Ribeiro-Carvalho A, Lima C S, Medeiros A H, Siqueira N R, Filgueiras C C, Manhães A C, Abreu-Villaça Y
Laboratório de Neurofisiologia, Departamento de Ciências Fisiológicas, Instituto de Biologia Roberto Alcantara Gomes, Universidade do Estado do Rio de Janeiro, Av. Prof. Manoel de Abreu 444, 5 andar, Vila Isabel, Rio de Janeiro, RJ, 20550-170, Brazil.
Neuroscience. 2009 Sep 15;162(4):1174-86. doi: 10.1016/j.neuroscience.2009.05.032. Epub 2009 May 22.
Relapse to drug use is a major public health problem. In this sense, understanding the biological substrates that are affected during withdrawal may provide information to prevent relapse. Both smoking and alcoholic beverage consumption usually begin during adolescence, however, little is known about the basic neurobiology of the combined adolescent exposure, particularly during withdrawal. Since nicotine is a cholinergic agonist and it has been shown that ethanol interferes with nicotinic acetylcholine receptors (nAChRs), the current study focused on the effects of drug withdrawal on the central cholinergic system. From the 30th to the 45th postnatal day (PN), C57BL/6 male and female mice were exposed to nicotine free base (NIC) and/or ethanol (ETOH). Four groups were analyzed: (1) concomitant NIC (50 microg/ml in 2% saccharin to drink) and ETOH (25%, 2 g/kg i.p. injected every other day) exposure; (2) NIC exposure; (3) ETOH exposure; (4) vehicle. We assessed nAChR binding, choline acetyltransferase (ChAT) activity and [(3)H]hemicholinium-3 (HC-3) binding in the cerebral cortex and midbrain of mice at short (PN50) and long term (PN75) withdrawal. NIC and NIC+ETOH promoted nAChR upregulation during a short-term withdrawal. NIC short-term withdrawal elicited an increase in ChAT activity that was reversed by ETOH withdrawal. In addition, NIC+ETOH elicited a decrease in ChAT activity at long term withdrawal. Regarding HC-3, ETOH and NIC+ETOH promoted a decrease that persisted at long-term withdrawal. The present study provides experimental evidence that nicotine and ethanol during adolescence interact resulting in cholinergic system alterations during withdrawal.

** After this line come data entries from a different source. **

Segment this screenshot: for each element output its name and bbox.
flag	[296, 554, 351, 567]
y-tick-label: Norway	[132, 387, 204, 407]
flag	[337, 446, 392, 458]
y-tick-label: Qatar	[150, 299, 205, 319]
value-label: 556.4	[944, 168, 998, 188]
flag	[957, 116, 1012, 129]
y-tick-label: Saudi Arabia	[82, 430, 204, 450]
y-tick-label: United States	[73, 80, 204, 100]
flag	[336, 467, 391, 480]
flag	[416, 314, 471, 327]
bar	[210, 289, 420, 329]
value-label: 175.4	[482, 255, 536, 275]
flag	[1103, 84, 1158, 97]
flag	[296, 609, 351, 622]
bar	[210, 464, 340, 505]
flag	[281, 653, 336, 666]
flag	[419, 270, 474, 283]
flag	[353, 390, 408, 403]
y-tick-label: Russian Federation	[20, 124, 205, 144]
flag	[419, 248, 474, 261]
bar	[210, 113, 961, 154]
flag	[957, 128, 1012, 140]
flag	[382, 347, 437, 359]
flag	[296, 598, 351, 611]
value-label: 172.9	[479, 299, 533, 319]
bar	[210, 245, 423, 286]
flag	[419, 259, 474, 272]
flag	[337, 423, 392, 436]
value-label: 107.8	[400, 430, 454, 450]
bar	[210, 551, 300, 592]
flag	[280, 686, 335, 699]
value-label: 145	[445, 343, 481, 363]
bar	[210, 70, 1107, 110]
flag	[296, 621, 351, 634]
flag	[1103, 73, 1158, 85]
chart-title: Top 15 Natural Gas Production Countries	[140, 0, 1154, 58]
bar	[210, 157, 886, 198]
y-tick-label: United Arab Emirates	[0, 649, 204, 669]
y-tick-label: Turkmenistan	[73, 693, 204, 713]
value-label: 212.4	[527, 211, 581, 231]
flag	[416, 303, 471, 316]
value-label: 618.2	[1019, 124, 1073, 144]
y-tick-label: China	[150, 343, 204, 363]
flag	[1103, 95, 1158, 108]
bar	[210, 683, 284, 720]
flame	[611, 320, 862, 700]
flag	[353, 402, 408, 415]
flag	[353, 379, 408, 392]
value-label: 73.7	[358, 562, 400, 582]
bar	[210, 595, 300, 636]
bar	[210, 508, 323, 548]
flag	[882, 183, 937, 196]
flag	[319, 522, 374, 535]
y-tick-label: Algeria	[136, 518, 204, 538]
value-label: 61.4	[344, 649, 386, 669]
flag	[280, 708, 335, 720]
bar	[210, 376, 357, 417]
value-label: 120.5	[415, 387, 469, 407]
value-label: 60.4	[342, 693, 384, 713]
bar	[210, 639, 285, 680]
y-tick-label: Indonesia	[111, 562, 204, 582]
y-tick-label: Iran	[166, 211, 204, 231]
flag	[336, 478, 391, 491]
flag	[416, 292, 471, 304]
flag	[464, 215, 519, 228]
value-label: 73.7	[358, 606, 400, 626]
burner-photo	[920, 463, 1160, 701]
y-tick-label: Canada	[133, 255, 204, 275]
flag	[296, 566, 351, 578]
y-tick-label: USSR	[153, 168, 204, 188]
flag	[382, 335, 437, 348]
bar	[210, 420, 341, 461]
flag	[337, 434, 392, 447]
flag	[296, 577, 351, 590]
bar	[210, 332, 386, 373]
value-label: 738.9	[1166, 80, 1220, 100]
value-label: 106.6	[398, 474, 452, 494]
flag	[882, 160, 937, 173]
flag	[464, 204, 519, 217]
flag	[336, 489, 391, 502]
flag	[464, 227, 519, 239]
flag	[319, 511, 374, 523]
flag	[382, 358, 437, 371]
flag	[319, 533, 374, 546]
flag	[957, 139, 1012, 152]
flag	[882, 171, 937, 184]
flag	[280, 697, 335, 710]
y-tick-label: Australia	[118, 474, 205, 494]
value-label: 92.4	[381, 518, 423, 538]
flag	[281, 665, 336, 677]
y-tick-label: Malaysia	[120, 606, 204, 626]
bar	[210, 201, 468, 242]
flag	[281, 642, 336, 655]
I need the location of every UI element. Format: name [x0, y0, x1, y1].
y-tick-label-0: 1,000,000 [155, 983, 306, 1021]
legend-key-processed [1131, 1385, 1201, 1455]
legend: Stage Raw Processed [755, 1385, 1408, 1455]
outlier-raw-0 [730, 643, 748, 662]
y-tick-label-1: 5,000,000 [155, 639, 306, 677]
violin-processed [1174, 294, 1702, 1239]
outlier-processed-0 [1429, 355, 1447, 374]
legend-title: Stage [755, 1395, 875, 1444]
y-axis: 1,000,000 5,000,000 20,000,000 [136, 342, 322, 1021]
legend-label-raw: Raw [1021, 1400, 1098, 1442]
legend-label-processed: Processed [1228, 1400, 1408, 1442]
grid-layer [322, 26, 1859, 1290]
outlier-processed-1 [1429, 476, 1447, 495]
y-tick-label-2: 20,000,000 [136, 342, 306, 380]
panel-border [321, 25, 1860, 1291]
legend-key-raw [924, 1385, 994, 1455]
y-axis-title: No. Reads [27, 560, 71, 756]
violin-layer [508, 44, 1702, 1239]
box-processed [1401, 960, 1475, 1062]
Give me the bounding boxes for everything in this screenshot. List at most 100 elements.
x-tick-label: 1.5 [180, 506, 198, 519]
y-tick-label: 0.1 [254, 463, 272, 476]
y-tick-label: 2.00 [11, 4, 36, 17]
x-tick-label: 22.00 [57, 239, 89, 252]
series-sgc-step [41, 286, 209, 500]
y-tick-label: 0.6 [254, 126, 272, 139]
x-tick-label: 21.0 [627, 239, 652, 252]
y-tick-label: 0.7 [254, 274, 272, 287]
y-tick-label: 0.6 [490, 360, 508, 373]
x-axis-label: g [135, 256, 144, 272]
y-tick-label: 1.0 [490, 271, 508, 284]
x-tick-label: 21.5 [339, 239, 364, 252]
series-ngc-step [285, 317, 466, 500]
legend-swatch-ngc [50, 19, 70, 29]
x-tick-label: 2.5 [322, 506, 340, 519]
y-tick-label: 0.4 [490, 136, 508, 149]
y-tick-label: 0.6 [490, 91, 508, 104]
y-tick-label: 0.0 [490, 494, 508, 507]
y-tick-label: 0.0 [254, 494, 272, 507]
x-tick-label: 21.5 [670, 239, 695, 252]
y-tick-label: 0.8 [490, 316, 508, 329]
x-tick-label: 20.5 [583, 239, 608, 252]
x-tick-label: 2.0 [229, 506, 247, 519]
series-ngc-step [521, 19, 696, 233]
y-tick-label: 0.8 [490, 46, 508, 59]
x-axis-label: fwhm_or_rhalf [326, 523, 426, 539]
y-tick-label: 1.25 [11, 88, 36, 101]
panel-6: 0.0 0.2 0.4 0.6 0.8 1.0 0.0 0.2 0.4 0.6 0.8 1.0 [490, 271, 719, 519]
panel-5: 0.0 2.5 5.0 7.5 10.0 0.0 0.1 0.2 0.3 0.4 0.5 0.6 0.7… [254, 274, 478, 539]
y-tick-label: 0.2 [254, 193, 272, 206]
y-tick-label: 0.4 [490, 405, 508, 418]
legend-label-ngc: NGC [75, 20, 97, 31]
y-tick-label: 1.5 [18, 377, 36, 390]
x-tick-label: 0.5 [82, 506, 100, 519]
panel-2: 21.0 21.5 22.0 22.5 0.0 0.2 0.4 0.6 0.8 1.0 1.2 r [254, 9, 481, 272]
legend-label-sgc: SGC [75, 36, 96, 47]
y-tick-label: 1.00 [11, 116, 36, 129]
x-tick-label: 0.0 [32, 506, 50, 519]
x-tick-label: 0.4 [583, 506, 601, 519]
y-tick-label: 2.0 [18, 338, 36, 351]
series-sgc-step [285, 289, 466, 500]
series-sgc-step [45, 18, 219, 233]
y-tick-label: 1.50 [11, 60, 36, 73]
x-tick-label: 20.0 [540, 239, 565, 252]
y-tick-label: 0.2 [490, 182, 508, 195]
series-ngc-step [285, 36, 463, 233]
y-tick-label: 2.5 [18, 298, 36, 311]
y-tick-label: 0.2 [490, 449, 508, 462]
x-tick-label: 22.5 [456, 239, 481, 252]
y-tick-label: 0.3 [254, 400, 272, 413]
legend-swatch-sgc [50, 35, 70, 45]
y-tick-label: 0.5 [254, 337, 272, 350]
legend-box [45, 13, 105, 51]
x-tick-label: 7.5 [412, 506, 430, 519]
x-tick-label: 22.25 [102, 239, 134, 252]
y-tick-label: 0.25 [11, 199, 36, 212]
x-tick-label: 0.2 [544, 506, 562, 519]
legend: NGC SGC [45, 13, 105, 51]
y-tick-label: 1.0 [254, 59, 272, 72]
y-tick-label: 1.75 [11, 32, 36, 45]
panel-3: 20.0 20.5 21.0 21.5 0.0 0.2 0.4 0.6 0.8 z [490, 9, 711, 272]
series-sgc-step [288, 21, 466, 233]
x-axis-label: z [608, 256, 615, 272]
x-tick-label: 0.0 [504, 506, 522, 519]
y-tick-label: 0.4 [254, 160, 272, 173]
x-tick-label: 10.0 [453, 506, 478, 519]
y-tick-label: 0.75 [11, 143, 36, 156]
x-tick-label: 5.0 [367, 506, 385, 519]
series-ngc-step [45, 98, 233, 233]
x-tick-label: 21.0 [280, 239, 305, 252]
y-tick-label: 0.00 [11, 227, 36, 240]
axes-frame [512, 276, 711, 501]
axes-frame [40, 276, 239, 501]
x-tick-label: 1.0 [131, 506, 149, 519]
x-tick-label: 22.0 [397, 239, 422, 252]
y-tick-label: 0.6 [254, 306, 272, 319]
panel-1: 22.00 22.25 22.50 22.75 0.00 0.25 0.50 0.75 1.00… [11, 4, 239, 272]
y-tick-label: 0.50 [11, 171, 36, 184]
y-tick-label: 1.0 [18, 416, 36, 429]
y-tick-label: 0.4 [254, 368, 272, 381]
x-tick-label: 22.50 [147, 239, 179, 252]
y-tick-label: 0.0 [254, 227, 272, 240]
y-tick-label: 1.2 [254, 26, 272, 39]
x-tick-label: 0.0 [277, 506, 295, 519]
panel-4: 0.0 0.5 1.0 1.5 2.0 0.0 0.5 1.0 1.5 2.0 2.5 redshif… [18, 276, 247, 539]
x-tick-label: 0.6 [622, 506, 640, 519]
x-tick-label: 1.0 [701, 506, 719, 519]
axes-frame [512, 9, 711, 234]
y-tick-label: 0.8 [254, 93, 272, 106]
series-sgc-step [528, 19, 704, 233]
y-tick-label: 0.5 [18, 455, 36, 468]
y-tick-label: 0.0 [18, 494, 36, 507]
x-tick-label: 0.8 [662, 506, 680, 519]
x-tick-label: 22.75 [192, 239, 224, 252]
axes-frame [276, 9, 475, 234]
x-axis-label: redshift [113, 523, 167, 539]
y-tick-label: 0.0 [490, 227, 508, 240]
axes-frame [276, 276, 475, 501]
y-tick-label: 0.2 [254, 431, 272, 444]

药物复吸是一个重大的公共卫生问题。从这个意义上讲,了解戒断期间受影响的生物学底物可能会为预防复吸提供信息。吸烟和酒精饮料消费通常始于青春期,然而,对于青少年联合接触(尤其是在戒断期间)的基础神经生物学知之甚少。由于尼古丁是一种胆碱能激动剂,并且已经表明乙醇会干扰烟碱型乙酰胆碱受体(nAChRs),因此本研究聚焦于药物戒断对中枢胆碱能系统的影响。从出生后第30天到第45天(PN),将C57BL/6雄性和雌性小鼠暴露于游离碱尼古丁(NIC)和/或乙醇(ETOH)。分析了四组:(1)同时接触NIC(在2%糖精中50微克/毫升以供饮用)和ETOH(25%,每隔一天腹腔注射2克/千克);(2)接触NIC;(3)接触ETOH;(4)溶剂对照。我们评估了短期(PN50)和长期(PN75)戒断时小鼠大脑皮层和中脑中nAChR结合、胆碱乙酰转移酶(ChAT)活性以及[³H]半胱氨酸转运体-3(HC-3)结合情况。在短期戒断期间,NIC和NIC+ETOH促进了nAChR上调。NIC短期戒断引起ChAT活性增加,而ETOH戒断可逆转这一增加。此外,NIC+ETOH在长期戒断时引起ChAT活性降低。关于HC-3,ETOH和NIC+ETOH促进了其降低,且这种降低在长期戒断时持续存在。本研究提供了实验证据,表明青春期的尼古丁和乙醇相互作用,导致戒断期间胆碱能系统发生改变。